As shown in Figure , U3O8 calcined at 800 °C for 1 h in an atmosphere of 18O-enriched O2 and 18O-depleted water vapor preferentially incorporated oxygen isotopes from O2. When the atmosphere was unchanged during cooling, the products were measured with much lower δ18O values, indicating incorporation of oxygen isotopes from water vapor. Both a fast cool-down rate (800–100 °C in approx. 20 min) and a slow cool-down rate (800–100 °C in approx. 200 min) showed significant drops in δ18O values in the final product (see Figure S2 for cool-down rates). The isotope composition of rapidly cooled U3O8 (δ18O = −26.4 ± 1.8‰) fell directly on the water vapor line, showing a significant change from equilibrium at 800 °C (δ18O = +14.1 ± 0.6‰). With a slower cooling rate, the δ18O value drops below the water vapor line to −36.3 ± 0.1‰, revealing a fractionation (Δ18O) of −12.2‰.

Figure 6

δ18O values for U3O8 (initial δ18O = −16.7‰) calcined for 1 h in a mixed atmosphere (18O-depleted H2O vapor + air with 18O-enriched O2). U3O8 was cooled from 800 °C in either an inert atmosphere or the mixed atmosphere at different rates.

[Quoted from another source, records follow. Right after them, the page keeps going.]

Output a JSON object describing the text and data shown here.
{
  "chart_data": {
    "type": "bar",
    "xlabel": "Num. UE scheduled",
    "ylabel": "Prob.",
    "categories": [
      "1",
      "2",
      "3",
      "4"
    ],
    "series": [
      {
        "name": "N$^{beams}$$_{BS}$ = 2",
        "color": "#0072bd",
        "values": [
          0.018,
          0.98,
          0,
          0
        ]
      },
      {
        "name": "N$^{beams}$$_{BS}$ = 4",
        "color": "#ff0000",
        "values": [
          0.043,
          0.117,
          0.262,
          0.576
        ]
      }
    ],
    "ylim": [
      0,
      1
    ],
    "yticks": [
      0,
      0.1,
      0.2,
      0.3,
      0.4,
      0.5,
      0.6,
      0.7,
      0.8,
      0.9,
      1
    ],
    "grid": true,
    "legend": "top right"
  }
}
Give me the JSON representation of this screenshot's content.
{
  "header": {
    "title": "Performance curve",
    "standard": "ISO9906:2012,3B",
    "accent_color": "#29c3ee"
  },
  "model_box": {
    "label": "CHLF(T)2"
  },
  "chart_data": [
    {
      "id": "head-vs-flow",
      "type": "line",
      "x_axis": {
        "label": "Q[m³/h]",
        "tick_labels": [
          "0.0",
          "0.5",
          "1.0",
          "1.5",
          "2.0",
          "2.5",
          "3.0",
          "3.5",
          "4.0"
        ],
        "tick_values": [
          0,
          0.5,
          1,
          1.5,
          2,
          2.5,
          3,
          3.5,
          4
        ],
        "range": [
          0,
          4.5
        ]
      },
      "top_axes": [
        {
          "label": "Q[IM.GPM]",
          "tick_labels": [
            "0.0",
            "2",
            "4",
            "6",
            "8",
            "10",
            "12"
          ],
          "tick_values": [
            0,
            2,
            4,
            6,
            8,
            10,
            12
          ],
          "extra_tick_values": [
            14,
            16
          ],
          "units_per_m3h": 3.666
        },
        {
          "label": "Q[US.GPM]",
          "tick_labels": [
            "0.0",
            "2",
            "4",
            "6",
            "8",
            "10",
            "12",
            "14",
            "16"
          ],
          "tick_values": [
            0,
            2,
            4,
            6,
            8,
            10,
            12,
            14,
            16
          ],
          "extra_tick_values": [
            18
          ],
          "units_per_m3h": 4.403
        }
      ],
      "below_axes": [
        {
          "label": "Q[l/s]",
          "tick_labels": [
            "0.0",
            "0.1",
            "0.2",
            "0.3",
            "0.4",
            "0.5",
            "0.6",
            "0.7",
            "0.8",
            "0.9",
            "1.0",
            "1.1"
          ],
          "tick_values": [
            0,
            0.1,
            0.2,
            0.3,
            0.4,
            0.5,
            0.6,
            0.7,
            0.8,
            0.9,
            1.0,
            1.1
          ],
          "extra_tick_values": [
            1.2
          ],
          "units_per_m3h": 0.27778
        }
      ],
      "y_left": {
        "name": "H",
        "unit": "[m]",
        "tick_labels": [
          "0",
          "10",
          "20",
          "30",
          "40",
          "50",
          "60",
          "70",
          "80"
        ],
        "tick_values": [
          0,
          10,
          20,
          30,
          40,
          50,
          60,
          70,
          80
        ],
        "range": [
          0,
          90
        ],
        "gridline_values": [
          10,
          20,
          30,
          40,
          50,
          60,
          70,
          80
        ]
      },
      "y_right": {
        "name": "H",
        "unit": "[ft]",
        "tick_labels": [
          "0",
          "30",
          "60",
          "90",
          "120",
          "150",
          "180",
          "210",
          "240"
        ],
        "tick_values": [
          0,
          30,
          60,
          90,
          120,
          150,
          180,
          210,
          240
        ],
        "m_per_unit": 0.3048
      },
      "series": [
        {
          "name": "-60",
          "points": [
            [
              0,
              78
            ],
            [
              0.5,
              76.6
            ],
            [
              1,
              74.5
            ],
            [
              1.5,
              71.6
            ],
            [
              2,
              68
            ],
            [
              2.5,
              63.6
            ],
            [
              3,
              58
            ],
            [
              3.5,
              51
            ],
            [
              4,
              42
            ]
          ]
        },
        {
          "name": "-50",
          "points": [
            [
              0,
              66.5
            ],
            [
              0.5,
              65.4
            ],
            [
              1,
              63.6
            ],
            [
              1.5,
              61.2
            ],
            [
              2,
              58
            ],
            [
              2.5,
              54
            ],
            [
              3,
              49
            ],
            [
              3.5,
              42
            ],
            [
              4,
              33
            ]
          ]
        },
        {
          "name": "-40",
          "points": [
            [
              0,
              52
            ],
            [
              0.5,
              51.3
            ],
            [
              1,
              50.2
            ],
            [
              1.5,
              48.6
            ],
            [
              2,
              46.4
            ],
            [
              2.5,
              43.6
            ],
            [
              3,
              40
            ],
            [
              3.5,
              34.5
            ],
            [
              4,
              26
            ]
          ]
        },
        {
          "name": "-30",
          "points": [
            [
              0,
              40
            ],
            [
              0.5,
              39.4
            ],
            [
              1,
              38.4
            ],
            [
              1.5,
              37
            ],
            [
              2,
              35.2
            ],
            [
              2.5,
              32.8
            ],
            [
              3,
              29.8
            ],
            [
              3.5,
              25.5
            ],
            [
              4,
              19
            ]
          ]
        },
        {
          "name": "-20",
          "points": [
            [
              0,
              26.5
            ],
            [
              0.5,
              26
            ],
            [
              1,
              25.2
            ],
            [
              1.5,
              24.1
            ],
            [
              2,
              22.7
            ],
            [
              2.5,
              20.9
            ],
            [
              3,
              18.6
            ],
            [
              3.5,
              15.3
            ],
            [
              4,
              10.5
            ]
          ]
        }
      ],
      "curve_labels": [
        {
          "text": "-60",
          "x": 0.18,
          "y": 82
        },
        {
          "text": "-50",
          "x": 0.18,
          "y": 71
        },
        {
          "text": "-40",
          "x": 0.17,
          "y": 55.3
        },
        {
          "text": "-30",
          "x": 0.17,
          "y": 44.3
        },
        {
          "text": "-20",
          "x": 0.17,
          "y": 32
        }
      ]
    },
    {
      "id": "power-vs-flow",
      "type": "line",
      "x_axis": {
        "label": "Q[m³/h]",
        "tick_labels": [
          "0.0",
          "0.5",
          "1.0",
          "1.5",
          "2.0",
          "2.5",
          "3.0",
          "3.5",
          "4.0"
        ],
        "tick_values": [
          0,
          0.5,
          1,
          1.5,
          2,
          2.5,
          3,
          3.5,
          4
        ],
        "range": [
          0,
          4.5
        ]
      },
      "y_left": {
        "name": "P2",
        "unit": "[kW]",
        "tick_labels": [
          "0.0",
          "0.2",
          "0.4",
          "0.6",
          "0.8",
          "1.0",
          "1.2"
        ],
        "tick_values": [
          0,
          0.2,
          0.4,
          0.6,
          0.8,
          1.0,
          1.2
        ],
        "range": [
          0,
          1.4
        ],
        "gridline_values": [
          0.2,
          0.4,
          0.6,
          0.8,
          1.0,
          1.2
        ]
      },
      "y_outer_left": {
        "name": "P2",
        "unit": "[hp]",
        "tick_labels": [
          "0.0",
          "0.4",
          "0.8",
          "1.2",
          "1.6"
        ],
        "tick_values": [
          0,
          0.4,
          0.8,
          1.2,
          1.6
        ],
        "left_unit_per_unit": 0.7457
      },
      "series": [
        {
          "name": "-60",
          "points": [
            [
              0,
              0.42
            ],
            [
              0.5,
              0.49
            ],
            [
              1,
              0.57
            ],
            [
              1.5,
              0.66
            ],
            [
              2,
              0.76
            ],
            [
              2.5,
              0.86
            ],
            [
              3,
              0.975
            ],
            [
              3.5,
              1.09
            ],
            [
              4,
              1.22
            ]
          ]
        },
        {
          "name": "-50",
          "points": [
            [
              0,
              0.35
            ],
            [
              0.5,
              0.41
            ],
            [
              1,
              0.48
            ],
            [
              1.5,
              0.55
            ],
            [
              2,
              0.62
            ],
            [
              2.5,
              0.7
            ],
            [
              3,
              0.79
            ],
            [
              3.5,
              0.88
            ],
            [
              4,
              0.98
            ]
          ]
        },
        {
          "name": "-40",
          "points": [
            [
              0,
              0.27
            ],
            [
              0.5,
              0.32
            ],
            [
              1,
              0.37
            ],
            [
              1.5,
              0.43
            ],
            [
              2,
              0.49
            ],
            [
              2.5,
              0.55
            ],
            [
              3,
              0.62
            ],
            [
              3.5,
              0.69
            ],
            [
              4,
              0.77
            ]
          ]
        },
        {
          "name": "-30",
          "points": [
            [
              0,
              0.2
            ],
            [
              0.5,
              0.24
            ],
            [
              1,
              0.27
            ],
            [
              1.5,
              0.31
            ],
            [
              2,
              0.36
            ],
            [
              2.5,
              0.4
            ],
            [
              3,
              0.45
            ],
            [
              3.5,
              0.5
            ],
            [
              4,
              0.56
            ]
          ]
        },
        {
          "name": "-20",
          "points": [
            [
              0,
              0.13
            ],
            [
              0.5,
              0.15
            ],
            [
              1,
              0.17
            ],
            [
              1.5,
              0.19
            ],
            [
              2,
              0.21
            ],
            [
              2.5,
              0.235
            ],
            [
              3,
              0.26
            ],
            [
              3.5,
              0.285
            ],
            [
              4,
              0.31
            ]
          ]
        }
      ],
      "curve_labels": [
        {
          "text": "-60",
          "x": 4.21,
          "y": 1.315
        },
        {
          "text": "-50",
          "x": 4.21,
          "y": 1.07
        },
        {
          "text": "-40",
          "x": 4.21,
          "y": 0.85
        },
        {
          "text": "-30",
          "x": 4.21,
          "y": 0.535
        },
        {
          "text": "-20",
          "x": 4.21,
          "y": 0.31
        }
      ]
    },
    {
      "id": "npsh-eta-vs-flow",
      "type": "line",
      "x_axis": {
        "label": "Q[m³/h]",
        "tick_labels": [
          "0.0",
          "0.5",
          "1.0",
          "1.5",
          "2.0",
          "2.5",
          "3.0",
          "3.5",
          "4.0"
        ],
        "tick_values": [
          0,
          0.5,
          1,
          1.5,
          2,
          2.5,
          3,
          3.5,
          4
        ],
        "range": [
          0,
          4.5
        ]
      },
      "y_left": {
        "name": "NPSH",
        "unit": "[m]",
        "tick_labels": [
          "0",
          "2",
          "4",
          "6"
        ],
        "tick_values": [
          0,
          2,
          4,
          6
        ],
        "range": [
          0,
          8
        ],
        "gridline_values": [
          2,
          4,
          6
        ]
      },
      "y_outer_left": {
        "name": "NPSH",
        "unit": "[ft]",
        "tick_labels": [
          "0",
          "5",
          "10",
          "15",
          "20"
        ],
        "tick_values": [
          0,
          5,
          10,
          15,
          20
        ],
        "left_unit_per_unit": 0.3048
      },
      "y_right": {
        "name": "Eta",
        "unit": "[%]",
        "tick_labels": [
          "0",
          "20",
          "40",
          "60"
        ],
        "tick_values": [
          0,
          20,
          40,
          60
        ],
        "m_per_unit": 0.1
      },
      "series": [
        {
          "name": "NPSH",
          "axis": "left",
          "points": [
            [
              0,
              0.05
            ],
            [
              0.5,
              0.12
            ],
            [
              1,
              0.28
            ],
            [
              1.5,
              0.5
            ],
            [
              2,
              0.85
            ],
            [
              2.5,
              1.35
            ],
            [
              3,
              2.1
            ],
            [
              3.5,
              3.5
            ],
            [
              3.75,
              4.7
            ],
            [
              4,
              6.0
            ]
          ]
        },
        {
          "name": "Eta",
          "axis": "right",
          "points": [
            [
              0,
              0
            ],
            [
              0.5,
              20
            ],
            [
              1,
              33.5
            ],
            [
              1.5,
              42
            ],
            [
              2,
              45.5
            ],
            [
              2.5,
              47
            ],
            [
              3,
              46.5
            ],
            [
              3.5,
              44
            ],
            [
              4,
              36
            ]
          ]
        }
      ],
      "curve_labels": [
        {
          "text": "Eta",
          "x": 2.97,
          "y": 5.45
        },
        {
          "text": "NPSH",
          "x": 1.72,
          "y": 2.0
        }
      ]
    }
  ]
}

As mentioned previously, U3O8_d was made by calcination in an atmosphere with H2O_d and slowly cooled from 800 °C with the vapor present. This led to a highly 18O-depleted product having a fractionation with the water vapor of −17.1‰. This fractionation is greater than that observed when U3O8 was cooled in humid air (water vapor and O2 present), once again showing a difference in isotope incorporation and interactivity in different atmospheres. Fractionation between U3O8 and water vapor at 400 °C without retrograde exchange was −5.6‰ in humid air and −11.9‰ (Δ18O) in vapor alone; therefore, the closure temperature (i.e., temperature at which retrograde isotope exchange ceases) during this slow cooling is almost certainly lower than 400 °C.

Conclusions

Oxygen isotope fractionation between U3O8 and water vapor and between U3O8 and humid air was observed to occur rapidly between 400 and 800 °C, and with different mechanisms for each atmosphere. Isotope exchange with water alone led to oxides more depleted in 18O than the vapor and also more depleted than theoretically calculated fractionation factors for UO3 and UO2. The addition of O2 to the humid atmosphere caused a change in the mechanism of exchange between 400 and 600 °C, with a preferential incorporation of oxygen isotopes from water at lower temperatures and O2 at higher temperatures. The speed of isotopic equilibration in humid air also revealed the dramatic effect of retrograde exchange during cooling. While U3O8 incorporated oxygen from atmospheric O2 at 800 °C, if water was still present in the atmosphere during cooling, the oxygen isotope composition of the compound was quickly altered as a result of exchange with water. These results provide novel insight into oxygen isotope fractionation in uranium oxides and can help inform the interpretion of signatures encountered in industrial materials.